With just 58 months left to meet the 2030 deadline, global commitments to end female genital mutilation/cutting (FGM/C) and guarantee menstrual health for all are drifting off course. Although governments pledged under the Sustainable Development Goals to eliminate FGM/C and uphold dignity in menstrual health, the number of women and girls affected by FGM/C has risen from 200 million in 2016 to more than 230 million in 2024. The practice spans at least 94 countries, including 13 in South and Southeast Asia, underscoring that it is neither isolated nor declining fast enough.
Speakers at the SHE & Rights session ahead of CSW70 framed FGM/C not as a cultural anomaly but as part of a broader system that controls girls’ and women’s bodies. Survivors and advocates stressed that community-led approaches are essential, yet warned of troubling trends such as the “medicalisation” of FGM/C, which risks legitimising a practice condemned by WHO and global medical bodies. Legal reforms exist in many countries, but prosecutions remain rare and enforcement weak. Strategic litigation and mechanisms such as the Universal Periodic Review are emerging as tools to close accountability gaps.
At the same time, menstrual health is gaining legal recognition, notably through a landmark Indian Supreme Court ruling affirming it as a fundamental right. Yet the judgment also exposes systemic failures: millions of girls drop out of school, lack access to toilets, products, and privacy, and face stigma that limits education and opportunity. Without sustained funding, monitoring, and political will, even progressive rulings risk remaining symbolic.

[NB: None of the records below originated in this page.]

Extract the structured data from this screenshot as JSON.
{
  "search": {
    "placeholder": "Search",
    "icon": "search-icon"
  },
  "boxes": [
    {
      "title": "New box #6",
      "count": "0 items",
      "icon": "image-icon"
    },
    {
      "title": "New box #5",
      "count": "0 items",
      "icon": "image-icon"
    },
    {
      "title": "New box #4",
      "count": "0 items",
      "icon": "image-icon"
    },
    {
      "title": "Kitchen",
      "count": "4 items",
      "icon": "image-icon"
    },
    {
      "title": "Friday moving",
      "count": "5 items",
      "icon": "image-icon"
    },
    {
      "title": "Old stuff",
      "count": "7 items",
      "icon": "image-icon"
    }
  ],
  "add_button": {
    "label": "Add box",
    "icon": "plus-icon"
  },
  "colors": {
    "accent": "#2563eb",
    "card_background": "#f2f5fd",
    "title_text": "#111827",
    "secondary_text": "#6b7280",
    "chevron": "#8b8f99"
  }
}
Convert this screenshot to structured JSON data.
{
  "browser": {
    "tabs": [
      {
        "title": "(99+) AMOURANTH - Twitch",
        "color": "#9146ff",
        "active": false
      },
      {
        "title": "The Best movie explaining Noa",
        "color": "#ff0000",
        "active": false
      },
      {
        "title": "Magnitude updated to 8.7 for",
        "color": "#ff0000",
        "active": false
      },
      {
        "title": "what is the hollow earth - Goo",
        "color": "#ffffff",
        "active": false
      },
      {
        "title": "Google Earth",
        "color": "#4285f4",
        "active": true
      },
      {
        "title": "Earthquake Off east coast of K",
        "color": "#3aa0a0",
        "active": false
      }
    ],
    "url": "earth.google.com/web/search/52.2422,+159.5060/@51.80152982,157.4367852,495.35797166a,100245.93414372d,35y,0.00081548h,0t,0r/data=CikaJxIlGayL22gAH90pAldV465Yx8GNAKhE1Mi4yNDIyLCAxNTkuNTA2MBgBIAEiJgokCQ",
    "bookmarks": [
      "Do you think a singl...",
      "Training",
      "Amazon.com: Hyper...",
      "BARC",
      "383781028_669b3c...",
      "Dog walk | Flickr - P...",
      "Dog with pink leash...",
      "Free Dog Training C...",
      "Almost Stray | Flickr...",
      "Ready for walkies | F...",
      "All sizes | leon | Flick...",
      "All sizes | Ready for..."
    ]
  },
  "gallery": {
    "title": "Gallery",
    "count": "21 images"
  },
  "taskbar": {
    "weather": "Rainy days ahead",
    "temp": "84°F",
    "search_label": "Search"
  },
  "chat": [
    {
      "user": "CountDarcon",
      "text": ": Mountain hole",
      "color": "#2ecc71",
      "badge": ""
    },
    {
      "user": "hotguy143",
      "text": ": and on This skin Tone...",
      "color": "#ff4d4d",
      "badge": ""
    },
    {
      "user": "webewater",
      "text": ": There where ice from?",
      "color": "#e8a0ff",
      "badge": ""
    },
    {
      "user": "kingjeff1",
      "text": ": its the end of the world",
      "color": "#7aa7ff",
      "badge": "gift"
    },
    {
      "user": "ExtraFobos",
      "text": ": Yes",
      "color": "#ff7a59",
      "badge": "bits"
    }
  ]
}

Community-based health initiatives, such as breast cancer screening projects in rural India, demonstrate that change is possible when local actors are empowered and supported. The broader lesson is clear: rights-based commitments require implementation, data, and accountability. With less than five years to 2030, governments face a narrowing window to turn promises on gender equality and health into measurable progress.